Commit to a relaxing bedtime routine, such as reading, bathing, or meditating. A warm shower just before bed works wonders.

Create a Sleep-inducing bedroom. This is often an overlooked factor. Customise your sleep environment by maximising comfort and minimising distractions.

Set your bedroom thermostat to a cool temperature.
Introduce pleasant aromas like lavender.
Make sure your mattress, pillows, bedsheets and blankets are comfortable and in good shape.
Avoid light disturbance. Use room-darkening blinds.
Sleeping with night-lights may be useful for children who are scared of the dark. As they get older, it's important to wean them off the lights.
Keep electronics out of your bedroom.
If you must check on an electronic device, wear blue light-blocking glasses to retain melatonin.
Reserve your bed for sleep and sex only. You want a strong mental association between your bed and sleep, so keep other activities off it.
Take a melatonin supplement. Melatonin is a key sleep hormone that tells your brain when it's time to relax and head to bed.

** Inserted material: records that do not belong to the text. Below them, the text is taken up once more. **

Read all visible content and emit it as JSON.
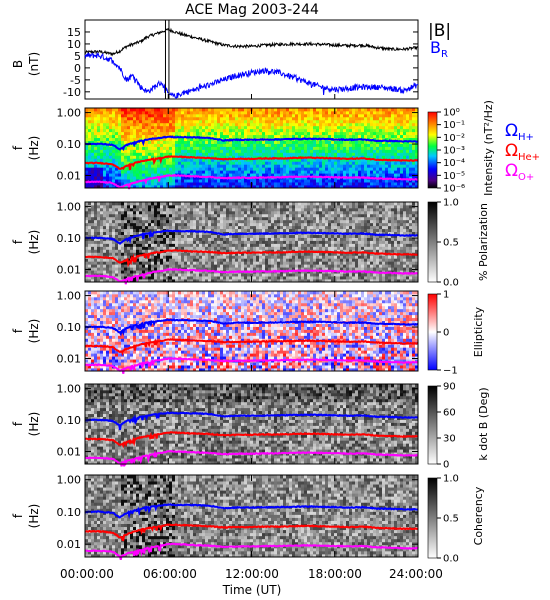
{
  "title": "ACE Mag 2003-244",
  "x_axis": {
    "label": "Time (UT)",
    "ticks": [
      "00:00:00",
      "06:00:00",
      "12:00:00",
      "18:00:00",
      "24:00:00"
    ],
    "range_hours": [
      0,
      24
    ]
  },
  "colors": {
    "B_total": "#000000",
    "B_R": "#0000ff",
    "omega_H": "#0000ff",
    "omega_He": "#ff0000",
    "omega_O": "#ff00ff"
  },
  "gyro_legend": {
    "h": {
      "base": "Ω",
      "sub": "H+"
    },
    "he": {
      "base": "Ω",
      "sub": "He+"
    },
    "o": {
      "base": "Ω",
      "sub": "O+"
    }
  },
  "chart_data": [
    {
      "type": "line",
      "panel": "magnetic-field",
      "ylabel": [
        "B",
        "(nT)"
      ],
      "ylim": [
        -13,
        20
      ],
      "yticks": [
        "15",
        "10",
        "5",
        "0",
        "-5",
        "-10"
      ],
      "ytick_values": [
        15,
        10,
        5,
        0,
        -5,
        -10
      ],
      "legend": [
        {
          "base": "|B|",
          "sub": ""
        },
        {
          "base": "B",
          "sub": "R"
        }
      ],
      "x_hours": [
        0,
        1,
        2,
        2.5,
        3,
        3.5,
        4,
        4.5,
        5,
        5.5,
        6,
        6.5,
        7,
        8,
        9,
        10,
        11,
        12,
        13,
        14,
        15,
        16,
        17,
        18,
        19,
        20,
        21,
        22,
        23,
        24
      ],
      "series": [
        {
          "name": "|B|",
          "values": [
            6.5,
            6.8,
            5.8,
            7,
            9,
            10,
            11,
            13,
            14,
            15,
            16,
            15,
            14,
            12.5,
            11,
            9.5,
            9,
            9,
            9.5,
            9.8,
            10,
            10,
            9.8,
            9.5,
            9.3,
            9.5,
            8.5,
            7.8,
            7.8,
            8.5
          ]
        },
        {
          "name": "B_R",
          "values": [
            5,
            5.2,
            3,
            0,
            -5,
            -3,
            -8,
            -10,
            -8,
            -6,
            -11,
            -12,
            -10.5,
            -9,
            -7,
            -5,
            -3,
            -2,
            -1,
            -2,
            -4,
            -6,
            -8,
            -9,
            -8.5,
            -8,
            -8,
            -8.5,
            -9.5,
            -7
          ]
        }
      ],
      "spikes_hours": [
        5.8,
        6.05
      ]
    },
    {
      "type": "heatmap",
      "panel": "intensity",
      "ylabel": [
        "f",
        "(Hz)"
      ],
      "yticks": [
        "1.00",
        "0.10",
        "0.01"
      ],
      "colorbar": {
        "label": "Intensity (nT²/Hz)",
        "ticks": [
          "10⁰",
          "10⁻¹",
          "10⁻²",
          "10⁻³",
          "10⁻⁴",
          "10⁻⁵",
          "10⁻⁶"
        ],
        "scale": "rainbow"
      }
    },
    {
      "type": "heatmap",
      "panel": "polarization",
      "ylabel": [
        "f",
        "(Hz)"
      ],
      "yticks": [
        "1.00",
        "0.10",
        "0.01"
      ],
      "colorbar": {
        "label": "% Polarization",
        "ticks": [
          "1.0",
          "0.5",
          "0.0"
        ],
        "scale": "grayscale"
      }
    },
    {
      "type": "heatmap",
      "panel": "ellipticity",
      "ylabel": [
        "f",
        "(Hz)"
      ],
      "yticks": [
        "1.00",
        "0.10",
        "0.01"
      ],
      "colorbar": {
        "label": "Ellipticity",
        "ticks": [
          "1",
          "0",
          "−1"
        ],
        "scale": "red-white-blue"
      }
    },
    {
      "type": "heatmap",
      "panel": "kdotb",
      "ylabel": [
        "f",
        "(Hz)"
      ],
      "yticks": [
        "1.00",
        "0.10",
        "0.01"
      ],
      "colorbar": {
        "label": "k dot B (Deg)",
        "ticks": [
          "90",
          "60",
          "30",
          "0"
        ],
        "scale": "grayscale"
      }
    },
    {
      "type": "heatmap",
      "panel": "coherency",
      "ylabel": [
        "f",
        "(Hz)"
      ],
      "yticks": [
        "1.00",
        "0.10",
        "0.01"
      ],
      "colorbar": {
        "label": "Coherency",
        "ticks": [
          "1.0",
          "0.5",
          "0.0"
        ],
        "scale": "grayscale"
      }
    },
    {
      "type": "line",
      "panel": "gyrofrequency-overlays",
      "yscale": "log",
      "ylim_hz": [
        0.004,
        1.4
      ],
      "x_hours": [
        0,
        1,
        2,
        2.5,
        3,
        3.5,
        4,
        4.5,
        5,
        5.5,
        6,
        6.5,
        7,
        8,
        9,
        10,
        11,
        12,
        13,
        14,
        15,
        16,
        17,
        18,
        19,
        20,
        21,
        22,
        23,
        24
      ],
      "series": [
        {
          "name": "Ω_H+",
          "values": [
            0.1,
            0.102,
            0.094,
            0.066,
            0.093,
            0.11,
            0.125,
            0.14,
            0.15,
            0.16,
            0.17,
            0.165,
            0.165,
            0.163,
            0.155,
            0.13,
            0.137,
            0.137,
            0.139,
            0.141,
            0.145,
            0.147,
            0.145,
            0.141,
            0.137,
            0.14,
            0.127,
            0.126,
            0.121,
            0.121
          ]
        },
        {
          "name": "Ω_He+",
          "values": [
            0.025,
            0.025,
            0.023,
            0.016,
            0.02,
            0.024,
            0.028,
            0.031,
            0.034,
            0.036,
            0.04,
            0.04,
            0.039,
            0.037,
            0.036,
            0.033,
            0.034,
            0.034,
            0.035,
            0.035,
            0.036,
            0.037,
            0.036,
            0.035,
            0.034,
            0.035,
            0.032,
            0.031,
            0.03,
            0.03
          ]
        },
        {
          "name": "Ω_O+",
          "values": [
            0.0062,
            0.0063,
            0.0058,
            0.0041,
            0.005,
            0.0058,
            0.0066,
            0.0075,
            0.0084,
            0.009,
            0.01,
            0.01,
            0.0098,
            0.0093,
            0.009,
            0.0082,
            0.0085,
            0.0085,
            0.0087,
            0.0088,
            0.009,
            0.0092,
            0.009,
            0.0088,
            0.0086,
            0.0087,
            0.008,
            0.0078,
            0.0075,
            0.0075
          ]
        }
      ]
    }
  ]
}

These supplements give an improved sleep quality, are non-addictive and have no withdrawal effects. These are also useful when travelling long distances and help reduce jet lag.
Once you wake up in the morning, make sure you seek light — either artificial or natural — as soon as you can. This will eventually set the tone for your body that light equates to wakefulness, while darkness means it’s time to sleep.
They say, “A good laugh and a long sleep are the best cures in a doctor’s book.”